Start with runtime: Use GRAPA_SESSION_DEBUG_COMPONENTS=runtime for complete visibility
Filter by component: Use specific components (lexer, parser, executor) for targeted debugging
Adjust levels: Use debug levels (1-5) for appropriate verbosity
Performance monitoring: Use Level 5 for performance analysis

Development Workflow

Syntax Issues: Use lexer component to identify token problems
Grammar Issues: Use parser component to debug rule matching
Runtime Issues: Use executor component to trace execution flow
Performance Issues: Use Level 5 debug for timing analysis

Production Considerations

Disable debug output in production for maximum performance
Use session-specific debug flags for targeted debugging
Monitor debug output volume to prevent performance impact
Use component filtering to focus on specific areas

Conclusion

Grapa's execution pipeline provides comprehensive visibility into the entire process from source text to final results. The debug system offers granular control over what information is displayed, ensuring minimal performance impact while providing powerful debugging capabilities.

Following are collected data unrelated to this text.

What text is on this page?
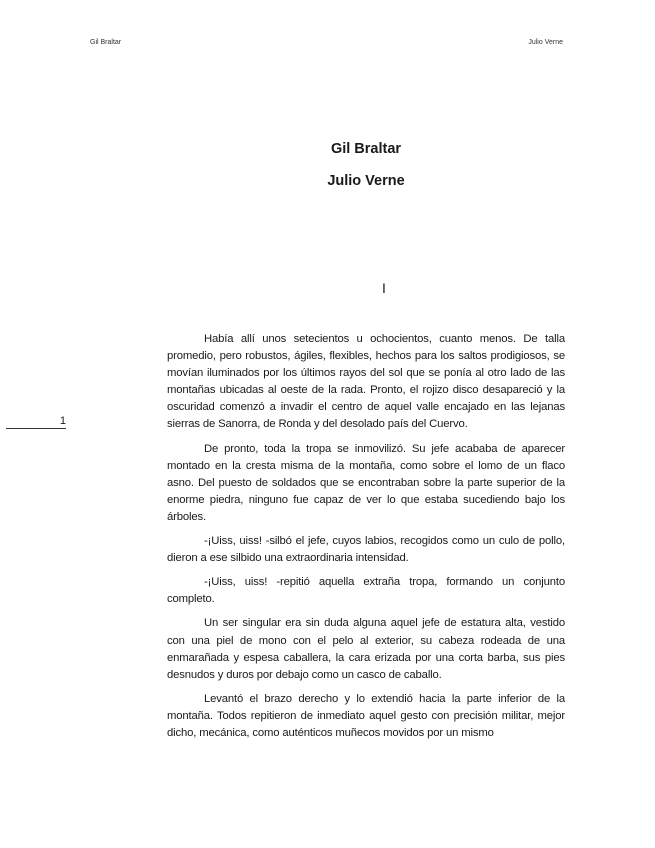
Gil Braltar	Julio Verne
Gil Braltar
Julio Verne
I
1

Había allí unos setecientos u ochocientos, cuanto menos. De talla promedio, pero robustos, ágiles, flexibles, hechos para los saltos prodigiosos, se movían iluminados por los últimos rayos del sol que se ponía al otro lado de las montañas ubicadas al oeste de la rada. Pronto, el rojizo disco desapareció y la oscuridad comenzó a invadir el centro de aquel valle encajado en las lejanas sierras de Sanorra, de Ronda y del desolado país del Cuervo.

De pronto, toda la tropa se inmovilizó. Su jefe acababa de aparecer montado en la cresta misma de la montaña, como sobre el lomo de un flaco asno. Del puesto de soldados que se encontraban sobre la parte superior de la enorme piedra, ninguno fue capaz de ver lo que estaba sucediendo bajo los árboles.

-¡Uiss, uiss! -silbó el jefe, cuyos labios, recogidos como un culo de pollo, dieron a ese silbido una extraordinaria intensidad.

-¡Uiss, uiss! -repitió aquella extraña tropa, formando un conjunto completo.

Un ser singular era sin duda alguna aquel jefe de estatura alta, vestido con una piel de mono con el pelo al exterior, su cabeza rodeada de una enmarañada y espesa caballera, la cara erizada por una corta barba, sus pies desnudos y duros por debajo como un casco de caballo.

Levantó el brazo derecho y lo extendió hacia la parte inferior de la montaña. Todos repitieron de inmediato aquel gesto con precisión militar, mejor dicho, mecánica, como auténticos muñecos movidos por un mismo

Understanding this pipeline is essential for: - Debugging: Identifying issues at the correct stage - Optimization: Finding performance bottlenecks - Extension: Adding new language features - Troubleshooting: Resolving complex execution issues

The modular design allows for targeted debugging while maintaining the ability to view the complete execution flow when needed.